Hello everyone,
I've recently started shooting film, though at a snails pace. While I normally like to photograph landscapes, I find it difficult to travel, so most of my photography is candid portraits! Whether I'm with friends or family, or walking about the streets, I'm always inclined to take a portrait.
This was much easier with my digital camera because it had a built in meter, but now with my Rolleiflex, I'm finding it difficult to get any sort of candid shot.
Normally, if I want to take an exposure reading (99% of the time I use incident), I'll stick my light meter a foot or two away from my subject. However, this is not easy for a candid shot! Assuming that the lighting is somewhat even all through out, could I simply take a reading from afar? And if the lighting conditions aren't even (ie: spotlights), would it be best to take a reflective reading as opposed to an incident reading?
Sorry if this seems very basic!
Thanks,
Jason
Thanks Jason. I don't think I'll be investing in a spot meter any time soon! It was always easy for me to make the appropriate exposure compensation with my digital system because when I looked through the viewfinder, I knew exactly what my camera was metering. Now with a light meter, I'm not quite sure how much light it's picking up and from where exactly, so even making the necessary adjustments is proving to be difficult.
I guess all of this will come with practice. I'll have to start developing my own b/w film soon too, but time has been limited as of late (btw, your video tutorials are fantastic!).
Another question: When using a filter of some sort (mainly a polarizer and lets say a red filter), how do you make the appropriate exposure compensation? I think my polarizer will absorb maybe 2 stops of light or so, but I'm not 100% sure. Also, I've never used a red filter, but I'm planning too. Do I need to make any adjustments to the exposure when using one of these?
Thanks again,
Jason
You don't need to meter every shot.....
So take one reading, be aware of changing light, and you can be spontaneous.
In regard to compensating for Pola's the typical compensation is about 1&1/2 stops no matter how the polarizer is oriented. A few Pola's, like the Schnieder tru-pol need two stops.
I wasn't aware of the Tru-Pol. Can you say what makes it different and what makes it need the larger factor?
Thanks,
C
I had assumed they had released it in a version for stills, but I guess they haven't.
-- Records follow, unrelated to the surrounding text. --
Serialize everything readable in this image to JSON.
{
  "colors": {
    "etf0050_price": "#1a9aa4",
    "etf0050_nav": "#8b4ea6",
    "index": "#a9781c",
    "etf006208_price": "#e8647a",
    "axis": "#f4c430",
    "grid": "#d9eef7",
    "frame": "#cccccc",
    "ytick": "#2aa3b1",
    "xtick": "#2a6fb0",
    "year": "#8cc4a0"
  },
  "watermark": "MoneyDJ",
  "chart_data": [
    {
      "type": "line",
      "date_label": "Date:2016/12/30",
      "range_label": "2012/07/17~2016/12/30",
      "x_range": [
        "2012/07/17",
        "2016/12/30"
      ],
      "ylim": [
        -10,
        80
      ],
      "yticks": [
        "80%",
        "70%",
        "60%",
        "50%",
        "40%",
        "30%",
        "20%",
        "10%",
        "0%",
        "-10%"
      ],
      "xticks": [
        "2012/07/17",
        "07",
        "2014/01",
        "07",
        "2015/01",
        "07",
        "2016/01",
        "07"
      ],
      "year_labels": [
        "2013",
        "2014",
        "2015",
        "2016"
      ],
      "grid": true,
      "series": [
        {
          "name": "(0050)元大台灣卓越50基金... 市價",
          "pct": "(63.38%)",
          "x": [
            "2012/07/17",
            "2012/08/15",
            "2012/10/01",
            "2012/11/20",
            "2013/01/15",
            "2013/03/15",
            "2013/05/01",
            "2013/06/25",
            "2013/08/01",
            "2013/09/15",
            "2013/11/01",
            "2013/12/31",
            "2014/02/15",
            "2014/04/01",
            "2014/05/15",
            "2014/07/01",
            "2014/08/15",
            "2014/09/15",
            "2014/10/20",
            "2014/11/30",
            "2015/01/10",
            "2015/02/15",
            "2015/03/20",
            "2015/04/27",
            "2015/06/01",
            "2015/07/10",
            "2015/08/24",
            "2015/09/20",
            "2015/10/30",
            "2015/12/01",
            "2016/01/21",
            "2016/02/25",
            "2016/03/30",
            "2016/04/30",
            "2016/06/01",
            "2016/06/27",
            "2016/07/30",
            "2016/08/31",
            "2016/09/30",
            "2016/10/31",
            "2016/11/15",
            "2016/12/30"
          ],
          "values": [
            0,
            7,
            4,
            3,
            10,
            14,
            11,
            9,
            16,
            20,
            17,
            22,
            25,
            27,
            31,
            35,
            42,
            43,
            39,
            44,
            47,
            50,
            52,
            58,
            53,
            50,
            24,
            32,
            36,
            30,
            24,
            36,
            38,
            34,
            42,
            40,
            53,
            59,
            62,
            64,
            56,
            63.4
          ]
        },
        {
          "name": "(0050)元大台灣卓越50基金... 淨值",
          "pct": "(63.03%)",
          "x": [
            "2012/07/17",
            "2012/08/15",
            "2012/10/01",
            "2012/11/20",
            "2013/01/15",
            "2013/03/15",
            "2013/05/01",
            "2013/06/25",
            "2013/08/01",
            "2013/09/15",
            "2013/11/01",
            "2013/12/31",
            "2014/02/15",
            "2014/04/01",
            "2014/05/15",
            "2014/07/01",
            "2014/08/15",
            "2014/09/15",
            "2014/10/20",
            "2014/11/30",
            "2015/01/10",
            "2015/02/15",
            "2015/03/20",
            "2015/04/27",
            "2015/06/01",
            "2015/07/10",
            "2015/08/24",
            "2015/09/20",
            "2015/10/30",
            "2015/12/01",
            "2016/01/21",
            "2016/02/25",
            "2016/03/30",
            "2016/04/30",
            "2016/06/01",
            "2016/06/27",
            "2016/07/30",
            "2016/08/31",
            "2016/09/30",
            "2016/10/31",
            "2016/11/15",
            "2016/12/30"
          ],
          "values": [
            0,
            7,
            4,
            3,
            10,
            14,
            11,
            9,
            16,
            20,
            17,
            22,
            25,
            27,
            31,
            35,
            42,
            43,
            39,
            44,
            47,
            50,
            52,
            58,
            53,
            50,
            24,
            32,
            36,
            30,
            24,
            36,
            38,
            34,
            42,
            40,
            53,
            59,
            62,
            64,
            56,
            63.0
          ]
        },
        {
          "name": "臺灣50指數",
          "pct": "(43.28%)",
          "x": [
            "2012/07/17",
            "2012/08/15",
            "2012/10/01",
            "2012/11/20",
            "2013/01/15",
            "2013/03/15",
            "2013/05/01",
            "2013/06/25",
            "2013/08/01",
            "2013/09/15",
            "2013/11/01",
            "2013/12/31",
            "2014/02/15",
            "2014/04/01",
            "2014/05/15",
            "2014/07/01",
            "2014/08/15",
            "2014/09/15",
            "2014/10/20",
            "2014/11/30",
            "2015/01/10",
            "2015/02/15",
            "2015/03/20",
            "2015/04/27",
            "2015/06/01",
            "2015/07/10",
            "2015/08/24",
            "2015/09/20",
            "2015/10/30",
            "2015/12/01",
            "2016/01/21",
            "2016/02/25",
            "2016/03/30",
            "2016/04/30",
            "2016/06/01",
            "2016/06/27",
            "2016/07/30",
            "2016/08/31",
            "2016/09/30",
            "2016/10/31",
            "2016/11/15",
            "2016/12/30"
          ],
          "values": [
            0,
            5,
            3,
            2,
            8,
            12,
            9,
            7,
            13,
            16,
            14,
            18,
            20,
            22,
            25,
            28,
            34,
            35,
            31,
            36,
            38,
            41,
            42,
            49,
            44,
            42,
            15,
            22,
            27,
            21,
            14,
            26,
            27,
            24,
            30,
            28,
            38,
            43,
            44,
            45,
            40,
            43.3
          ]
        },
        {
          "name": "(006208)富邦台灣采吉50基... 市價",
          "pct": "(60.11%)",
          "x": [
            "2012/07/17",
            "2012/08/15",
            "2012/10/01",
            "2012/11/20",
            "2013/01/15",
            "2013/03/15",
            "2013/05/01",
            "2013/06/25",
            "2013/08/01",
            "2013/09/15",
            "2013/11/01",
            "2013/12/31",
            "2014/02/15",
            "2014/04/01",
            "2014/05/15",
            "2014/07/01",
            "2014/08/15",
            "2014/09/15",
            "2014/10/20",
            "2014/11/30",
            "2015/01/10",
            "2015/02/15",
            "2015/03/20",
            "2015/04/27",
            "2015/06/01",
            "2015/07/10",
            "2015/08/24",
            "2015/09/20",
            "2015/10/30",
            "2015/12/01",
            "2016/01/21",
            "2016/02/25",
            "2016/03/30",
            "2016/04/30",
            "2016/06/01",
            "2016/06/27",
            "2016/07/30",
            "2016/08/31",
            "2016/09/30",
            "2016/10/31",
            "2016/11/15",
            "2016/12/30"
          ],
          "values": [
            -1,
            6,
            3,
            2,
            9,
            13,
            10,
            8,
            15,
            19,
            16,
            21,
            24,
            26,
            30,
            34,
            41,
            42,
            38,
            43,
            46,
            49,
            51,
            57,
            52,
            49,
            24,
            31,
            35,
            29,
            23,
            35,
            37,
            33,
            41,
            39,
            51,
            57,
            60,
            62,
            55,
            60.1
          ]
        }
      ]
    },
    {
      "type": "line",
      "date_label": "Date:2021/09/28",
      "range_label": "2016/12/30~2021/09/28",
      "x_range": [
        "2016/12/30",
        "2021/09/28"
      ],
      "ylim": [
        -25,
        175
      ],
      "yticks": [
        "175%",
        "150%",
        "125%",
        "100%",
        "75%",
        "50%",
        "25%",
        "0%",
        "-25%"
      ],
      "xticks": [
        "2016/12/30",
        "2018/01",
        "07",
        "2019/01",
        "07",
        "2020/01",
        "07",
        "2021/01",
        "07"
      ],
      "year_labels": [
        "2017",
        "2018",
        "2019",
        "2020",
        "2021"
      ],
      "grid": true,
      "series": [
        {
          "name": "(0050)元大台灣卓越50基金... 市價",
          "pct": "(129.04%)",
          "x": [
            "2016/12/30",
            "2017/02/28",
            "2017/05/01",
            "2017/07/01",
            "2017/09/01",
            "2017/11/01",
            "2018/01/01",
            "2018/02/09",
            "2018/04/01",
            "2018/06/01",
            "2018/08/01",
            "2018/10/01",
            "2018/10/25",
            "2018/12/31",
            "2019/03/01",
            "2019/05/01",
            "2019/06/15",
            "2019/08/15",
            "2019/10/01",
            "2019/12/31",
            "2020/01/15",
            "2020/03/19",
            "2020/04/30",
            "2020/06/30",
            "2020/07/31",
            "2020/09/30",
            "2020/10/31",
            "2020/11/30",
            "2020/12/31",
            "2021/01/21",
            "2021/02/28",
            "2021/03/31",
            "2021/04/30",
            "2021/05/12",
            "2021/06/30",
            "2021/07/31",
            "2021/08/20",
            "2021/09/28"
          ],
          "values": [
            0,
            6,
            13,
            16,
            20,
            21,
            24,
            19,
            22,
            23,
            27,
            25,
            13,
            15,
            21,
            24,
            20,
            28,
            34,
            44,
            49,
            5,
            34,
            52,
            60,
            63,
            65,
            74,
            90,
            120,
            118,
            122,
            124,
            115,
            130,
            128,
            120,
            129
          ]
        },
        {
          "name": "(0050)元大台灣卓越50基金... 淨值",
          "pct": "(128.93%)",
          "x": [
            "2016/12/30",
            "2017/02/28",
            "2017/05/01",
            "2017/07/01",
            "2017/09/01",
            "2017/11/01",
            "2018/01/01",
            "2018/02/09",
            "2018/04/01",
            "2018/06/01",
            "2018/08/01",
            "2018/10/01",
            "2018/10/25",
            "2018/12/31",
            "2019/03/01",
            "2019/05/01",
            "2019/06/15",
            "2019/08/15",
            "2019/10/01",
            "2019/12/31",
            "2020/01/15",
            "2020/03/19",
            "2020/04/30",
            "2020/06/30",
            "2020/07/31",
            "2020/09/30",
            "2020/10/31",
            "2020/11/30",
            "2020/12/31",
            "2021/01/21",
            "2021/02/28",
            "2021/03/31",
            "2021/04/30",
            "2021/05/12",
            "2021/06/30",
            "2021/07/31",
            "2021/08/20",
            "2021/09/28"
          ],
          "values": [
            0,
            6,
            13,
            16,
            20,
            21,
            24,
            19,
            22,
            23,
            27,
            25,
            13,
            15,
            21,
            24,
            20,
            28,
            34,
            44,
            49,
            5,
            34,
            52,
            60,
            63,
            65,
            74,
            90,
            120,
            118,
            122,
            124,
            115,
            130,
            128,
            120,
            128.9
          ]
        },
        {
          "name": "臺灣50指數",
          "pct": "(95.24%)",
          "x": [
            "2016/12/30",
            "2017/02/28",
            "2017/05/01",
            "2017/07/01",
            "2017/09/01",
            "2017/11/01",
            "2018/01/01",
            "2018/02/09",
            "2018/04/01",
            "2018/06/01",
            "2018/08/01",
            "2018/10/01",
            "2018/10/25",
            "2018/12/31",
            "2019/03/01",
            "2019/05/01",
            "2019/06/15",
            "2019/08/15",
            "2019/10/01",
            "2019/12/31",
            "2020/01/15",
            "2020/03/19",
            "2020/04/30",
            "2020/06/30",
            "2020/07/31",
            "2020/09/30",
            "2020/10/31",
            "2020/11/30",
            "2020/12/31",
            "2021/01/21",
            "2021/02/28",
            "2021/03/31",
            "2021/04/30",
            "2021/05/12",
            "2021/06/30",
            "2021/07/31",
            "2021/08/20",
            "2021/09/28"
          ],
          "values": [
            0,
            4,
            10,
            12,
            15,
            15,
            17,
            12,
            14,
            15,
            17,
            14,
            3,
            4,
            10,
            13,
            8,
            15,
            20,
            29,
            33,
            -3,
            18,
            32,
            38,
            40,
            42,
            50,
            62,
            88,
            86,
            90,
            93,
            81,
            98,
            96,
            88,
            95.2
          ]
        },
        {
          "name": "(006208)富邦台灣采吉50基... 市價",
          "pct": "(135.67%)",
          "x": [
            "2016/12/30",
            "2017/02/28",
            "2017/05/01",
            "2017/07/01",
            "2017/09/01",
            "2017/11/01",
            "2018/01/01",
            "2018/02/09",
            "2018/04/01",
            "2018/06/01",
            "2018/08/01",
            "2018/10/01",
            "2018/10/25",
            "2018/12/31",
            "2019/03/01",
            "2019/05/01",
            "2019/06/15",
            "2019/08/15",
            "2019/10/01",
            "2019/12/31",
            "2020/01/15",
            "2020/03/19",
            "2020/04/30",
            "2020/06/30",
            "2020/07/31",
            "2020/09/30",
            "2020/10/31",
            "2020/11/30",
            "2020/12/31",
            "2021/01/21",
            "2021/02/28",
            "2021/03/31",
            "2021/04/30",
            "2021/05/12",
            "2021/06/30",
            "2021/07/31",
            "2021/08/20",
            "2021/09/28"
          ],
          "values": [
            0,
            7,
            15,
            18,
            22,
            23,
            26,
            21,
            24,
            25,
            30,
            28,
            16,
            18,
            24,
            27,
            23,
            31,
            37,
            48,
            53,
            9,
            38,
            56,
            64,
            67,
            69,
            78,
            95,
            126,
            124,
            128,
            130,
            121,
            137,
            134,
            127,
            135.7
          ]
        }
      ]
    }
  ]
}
It's actually called "True-Pol" I can't tell you how it works, just that it works very well.
http://www.schneideroptics.com/ecommerce/CatalogItemDetail.aspx?CID=448&IID=2308
That looks like a useful thing, particularly for me since it comes standard in 4X4". Is it glass mounted?
I had assumed they had released it in a version for stills, but I guess they haven't. It's actually called "True-Pol" I can't tell you how it works, just that it works very well.